The former Biddeford police officer accused of sexually abusing teenage boys denies the allegations of his most prominent accuser and says Matt Lauzon is telling “a deliberate lie.”
Stephen Dodd, who has been investigated multiple times after being accused of sexual abuse but has never been charged, says in a federal court filing that he never used his authority as a law enforcement officer to abuse Lauzon. The former officer says he is gay and had one sexual encounter with Lauzon after Lauzon, as a teenager, reached out to him through a gay online chat room.
Dodd’s statement came in response to a lawsuit filed by Lauzon and marks the first time the former police officer has responded to allegations that were made public last year. He did not respond to previous efforts to reach him for comment on the accusations.
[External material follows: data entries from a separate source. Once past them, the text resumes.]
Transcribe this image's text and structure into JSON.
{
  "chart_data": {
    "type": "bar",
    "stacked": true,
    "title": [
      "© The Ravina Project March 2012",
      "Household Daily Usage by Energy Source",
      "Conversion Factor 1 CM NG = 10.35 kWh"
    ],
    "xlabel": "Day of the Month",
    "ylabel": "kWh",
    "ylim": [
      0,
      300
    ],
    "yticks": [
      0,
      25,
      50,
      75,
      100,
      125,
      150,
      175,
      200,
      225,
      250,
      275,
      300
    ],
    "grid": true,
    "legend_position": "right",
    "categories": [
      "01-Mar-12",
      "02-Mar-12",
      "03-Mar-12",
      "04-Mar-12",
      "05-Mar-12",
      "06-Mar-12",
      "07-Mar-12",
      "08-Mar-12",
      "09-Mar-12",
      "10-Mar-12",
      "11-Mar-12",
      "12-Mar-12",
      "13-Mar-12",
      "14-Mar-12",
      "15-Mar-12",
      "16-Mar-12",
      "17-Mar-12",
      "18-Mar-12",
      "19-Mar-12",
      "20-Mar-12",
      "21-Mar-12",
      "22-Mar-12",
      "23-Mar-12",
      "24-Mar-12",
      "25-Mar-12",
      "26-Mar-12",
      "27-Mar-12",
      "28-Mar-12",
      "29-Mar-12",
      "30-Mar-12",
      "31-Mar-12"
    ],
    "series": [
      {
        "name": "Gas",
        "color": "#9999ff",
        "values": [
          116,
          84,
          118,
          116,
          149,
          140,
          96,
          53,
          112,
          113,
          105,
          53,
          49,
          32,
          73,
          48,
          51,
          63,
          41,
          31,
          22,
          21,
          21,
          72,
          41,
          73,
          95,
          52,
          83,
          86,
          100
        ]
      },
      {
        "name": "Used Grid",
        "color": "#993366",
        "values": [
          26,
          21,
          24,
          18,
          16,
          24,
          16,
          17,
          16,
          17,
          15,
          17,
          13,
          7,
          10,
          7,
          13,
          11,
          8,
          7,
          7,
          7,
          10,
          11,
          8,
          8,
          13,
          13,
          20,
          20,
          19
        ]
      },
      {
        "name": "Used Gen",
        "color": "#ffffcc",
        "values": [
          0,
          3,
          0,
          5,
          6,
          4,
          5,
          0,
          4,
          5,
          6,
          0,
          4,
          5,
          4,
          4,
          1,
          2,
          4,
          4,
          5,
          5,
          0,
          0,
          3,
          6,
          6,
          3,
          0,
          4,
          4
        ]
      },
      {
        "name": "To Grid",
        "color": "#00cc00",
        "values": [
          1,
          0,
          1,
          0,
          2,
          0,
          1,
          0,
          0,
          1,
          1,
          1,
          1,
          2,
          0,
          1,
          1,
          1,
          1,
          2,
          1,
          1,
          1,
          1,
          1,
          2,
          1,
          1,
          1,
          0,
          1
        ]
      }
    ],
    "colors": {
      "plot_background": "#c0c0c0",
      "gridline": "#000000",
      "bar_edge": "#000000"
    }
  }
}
The six-page court filing does not address allegations of past abuse made by other men.
Lauzon, who grew up in Biddeford and is now running for state representative, says Dodd sexually abused him on multiple occasions when Lauzon was 13 or 14 after Dodd made contact with him through his job as a police officer.
Lauzon went public with his allegations last year and led a high-profile push in Biddeford to investigate Dodd and the police department. Several other men then spoke out with allegations they were abused by Dodd when he was a police officer.
The allegations roiled City Hall for seven months as alleged victims and their supporters spoke at public meetings to demand the City Council take action and suspend the police chief, who was in charge when Dodd was an officer.
The Maine Attorney General’s Office investigated Lauzon’s allegations last year but did not file charges against Dodd.
“This is a lie, concocted by Lauzon because the true facts would not support the lawsuit he wanted to bring against me (and, more importantly, the City of Biddeford),” Dodd said in his response to the lawsuit.
Dodd writes in the court filing that he has always been gay, but it was “not advisable to disclose one’s sexual orientation” when he was in high school in the 1970s and in 1978 when he became a Biddeford police officer. Dodd said he was in a gay online chat room called “Maine M4M” (men for men) in 2001 when a person who identified himself as Lauzon started sending Dodd messages. Dodd said the two met down the street from Lauzon’s family home and went for a drive in Dodd’s SUV. He said Lauzon was 16 at the time and initiated a sexual encounter.
“While he was driving (my) truck, I performed oral sex on him,” Dodd wrote.
The age of consent in Maine is 16.
Dodd said he had one other encounter with Lauzon shortly thereafter when Lauzon asked the older man to buy him beer. Dodd said he did not buy him the beer.
“That is the full extent of my sexual contact with Lauzon,” Dodd said. “Contrary to the false statements in his complaint, he was the instigator in our contact (in the chat room) and the instigator of our sex (in my SUV). He told me what he wanted and I gave it to him willingly. There was no ‘force’ or ‘assault’ whatsoever.”
Dodd’s attorney, John Whitman, did not respond Friday to a request to interview either Whitman or Dodd.
Walter McKee, an attorney for Lauzon, said he and his client “look forward to seeing Mr. Dodd when he finally comes out of hiding and has to answer for the decades of abuse he meted out, all the while as a police officer.”
“Well, it is really no surprise that Mr. Dodd has turned from denying everything to now blaming the victim,” McKee said Friday. “That is his standard move. Matt and all of the other victims know it well. This changes nothing.”
Lauzon said Friday that he feels “badly for my family and friends who will be hurt here as (Dodd) revictimizes me.”
“Reading his claims are deeply disturbing, but I’m not surprised to see he’s attempting to concoct a story while he stalls the process in this case and apparently others,” Lauzon said.
Dodd is also being sued n federal court by Bertrand Girard, who alleges Dodd sexually assaulted him from 1977 to 1982.
After Lauzon, now 31, went public with his allegations, a South Portland man came forward with allegations he was abused by Dodd when they were growing up near each other in the 1970s. Richard Alexander says he reported that abuse, but Dodd wasn’t charged and went on to become a police officer.
Dodd served as a Biddeford police officer from 1978 to 2003, when he resigned and surrendered his law enforcement certificate shortly after he was investigated by the Attorney General’s Office on allegations he had sexually abused a different teenage boy. No charges were filed following that investigation.
Dodd’s last known address was in Lakeland, Florida, but he says in court documents that he no longer lives there. Whitman, his attorney, is with the Portland law firm Richarson, Whitman, Large & Badger.